ドイツの博物館で慰安婦問題象徴の少女像展示 日本 撤去求める

ドイツ東部の博物館で、16日から開かれる戦争や暴力の経験などをテーマにした特別展の中で、慰安婦問題を象徴する少女像が展示されます。ベルリンの日本大使館は「遺憾だ」として像の撤去を求めています。

ドイツ東部ドレスデンにある公立の博物館は、4月16日から8月まで、戦争や暴力の経験を乗り越えることをテーマにした特別展を開きます。

この中では、ナチス・ドイツによるユダヤ人の大量虐殺や、旧ユーゴスラビアの民族紛争などが取り上げられるほか、慰安婦問題を象徴する少女像も館内と中庭に合わせて2体展示されます。
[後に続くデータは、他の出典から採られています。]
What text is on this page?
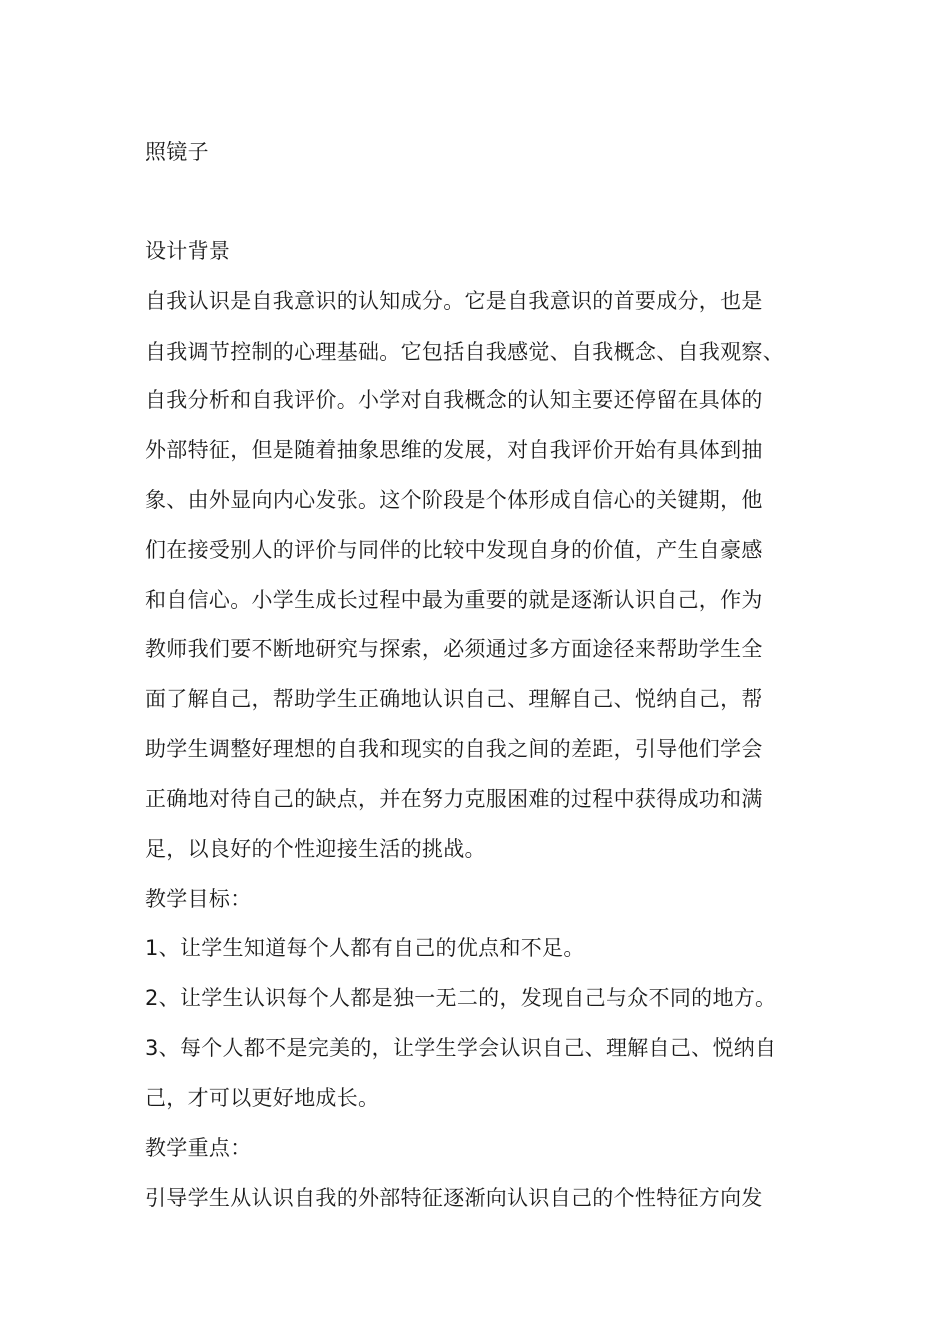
照镜子
设计背景
自我认识是自我意识的认知成分。它是自我意识的首要成分，也是
自我调节控制的心理基础。它包括自我感觉、自我概念、自我观察、
自我分析和自我评价。小学对自我概念的认知主要还停留在具体的
外部特征，但是随着抽象思维的发展，对自我评价开始有具体到抽
象、由外显向内心发张。这个阶段是个体形成自信心的关键期，他
们在接受别人的评价与同伴的比较中发现自身的价值，产生自豪感
和自信心。小学生成长过程中最为重要的就是逐渐认识自己，作为
教师我们要不断地研究与探索，必须通过多方面途径来帮助学生全
面了解自己，帮助学生正确地认识自己、理解自己、悦纳自己，帮
助学生调整好理想的自我和现实的自我之间的差距，引导他们学会
正确地对待自己的缺点，并在努力克服困难的过程中获得成功和满
足，以良好的个性迎接生活的挑战。
教学目标：
1、让学生知道每个人都有自己的优点和不足。
2、让学生认识每个人都是独一无二的，发现自己与众不同的地方。
3、每个人都不是完美的，让学生学会认识自己、理解自己、悦纳自
己，才可以更好地成长。
教学重点：
引导学生从认识自我的外部特征逐渐向认识自己的个性特征方向发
このうち中庭に設置された像は、特別展が終わったあとも来年4月ごろまで展示が続けられる予定だということです。

少女像の展示に関わった韓国系の市民団体は去年9月、首都ベルリンの公有地にも像を設置しています。

博物館の代表は、15日「慰安婦の歴史は十分に知られていない。公共の施設として活動家の声を社会に届けることが求められている」と述べています。

これに対してベルリンの日本大使館は像の撤去を求めていて「日本政府の立場と相いれないもので遺憾だ。理解を得られるよう説明を続けていく」としています。

加藤官房長官「速やかな撤去に向け説明を行っている」

加藤官房長官は、午後の記者会見で「慰安婦像の展示は、わが国政府の立場や、これまでの取り組みと相いれない、極めて残念なことで、政府として速やかな撤去に向けて、さまざまな関係者にアプローチし、説明を行っている。具体的な対応についてはコメントは控えるが、現地における受けとめ方も踏まえて、適切な対応を図っていきたい」と述べました。